The documentary follows the paths of Nadis, Ali, and Abu Ghanim, former inmates from Guantanamo Bay who entered the prison in their teenage years and have now begun their rehabilitation as men in their 30s. Most have familiar tales of joining Al Queda at a very young age, forced into a world of blind belief by authority figures who used their age and influence as an advantage over youths, while others are former fighters who joined on their own accord and now are forced to come to terms with the consequences of their actions. At its height, the government-sanctioned program, which was founded in 2005, boasts over 3,000 graduates with a success rate of around 85%. This is a key component for the program’s participants while during this documentary there is a shift in power that changes the entire outlook of the program and jeopardizes the graduating class. Over the course of the film, audiences learn not only of their pasts and experience how they are presented with the possibility of a new future but also see just how difficult it is to actually achieve it which rings similar to prisoners in our own society who are released back into a world that is against them.

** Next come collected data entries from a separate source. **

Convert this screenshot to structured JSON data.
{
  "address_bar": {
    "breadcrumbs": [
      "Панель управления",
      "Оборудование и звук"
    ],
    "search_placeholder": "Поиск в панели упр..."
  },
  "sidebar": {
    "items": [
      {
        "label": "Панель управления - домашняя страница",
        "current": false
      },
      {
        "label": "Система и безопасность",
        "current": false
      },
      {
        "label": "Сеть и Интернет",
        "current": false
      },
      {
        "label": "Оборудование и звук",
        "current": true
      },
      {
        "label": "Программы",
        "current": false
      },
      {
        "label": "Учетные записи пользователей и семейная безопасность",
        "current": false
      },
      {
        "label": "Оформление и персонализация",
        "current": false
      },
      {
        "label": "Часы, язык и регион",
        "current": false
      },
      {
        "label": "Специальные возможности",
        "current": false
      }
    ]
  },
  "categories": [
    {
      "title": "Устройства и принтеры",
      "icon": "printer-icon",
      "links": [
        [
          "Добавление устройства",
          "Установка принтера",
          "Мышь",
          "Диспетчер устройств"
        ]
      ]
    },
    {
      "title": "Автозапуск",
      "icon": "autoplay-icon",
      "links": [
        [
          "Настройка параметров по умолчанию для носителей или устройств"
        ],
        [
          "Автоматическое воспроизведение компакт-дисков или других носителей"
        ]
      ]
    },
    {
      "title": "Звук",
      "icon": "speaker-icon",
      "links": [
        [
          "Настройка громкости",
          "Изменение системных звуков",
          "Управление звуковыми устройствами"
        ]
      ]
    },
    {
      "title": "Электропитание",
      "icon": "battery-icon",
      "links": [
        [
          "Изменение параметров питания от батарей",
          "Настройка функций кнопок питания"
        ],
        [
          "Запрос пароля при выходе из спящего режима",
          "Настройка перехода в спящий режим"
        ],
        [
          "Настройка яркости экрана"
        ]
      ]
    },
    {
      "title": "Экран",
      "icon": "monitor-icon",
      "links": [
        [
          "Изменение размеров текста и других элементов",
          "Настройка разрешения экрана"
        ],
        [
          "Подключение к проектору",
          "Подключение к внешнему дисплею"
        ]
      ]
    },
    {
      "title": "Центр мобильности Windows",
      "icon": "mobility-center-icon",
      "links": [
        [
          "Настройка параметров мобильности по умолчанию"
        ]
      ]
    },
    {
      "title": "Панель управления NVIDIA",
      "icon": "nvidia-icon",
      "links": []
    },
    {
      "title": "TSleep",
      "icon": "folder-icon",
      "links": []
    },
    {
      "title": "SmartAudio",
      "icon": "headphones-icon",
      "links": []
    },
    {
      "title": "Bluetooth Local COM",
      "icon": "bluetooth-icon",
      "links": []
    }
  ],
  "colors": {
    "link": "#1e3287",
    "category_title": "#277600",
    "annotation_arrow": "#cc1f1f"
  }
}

Jihad Rehab seeks to tell a far more important story than just showcasing former soldiers attempting to reform from their past lives. Instead, there is something far more familiar and impactful existing underneath the larger message that subtly taps into a vein of empathy that is formed by enduring war on either side. Showing these reverberations from another perspective successfully evokes a far more serious emotional understanding and connection to a foreign point-of-view that is widely misunderstood or marginalized to fit another agenda.

While this is an achievement in and of itself, the true victory lies in how efficient Jihad Rehab humanizes these stories from their moment of indoctrination, incarceration, rehabilitation, and the eventual possibility of starting life again.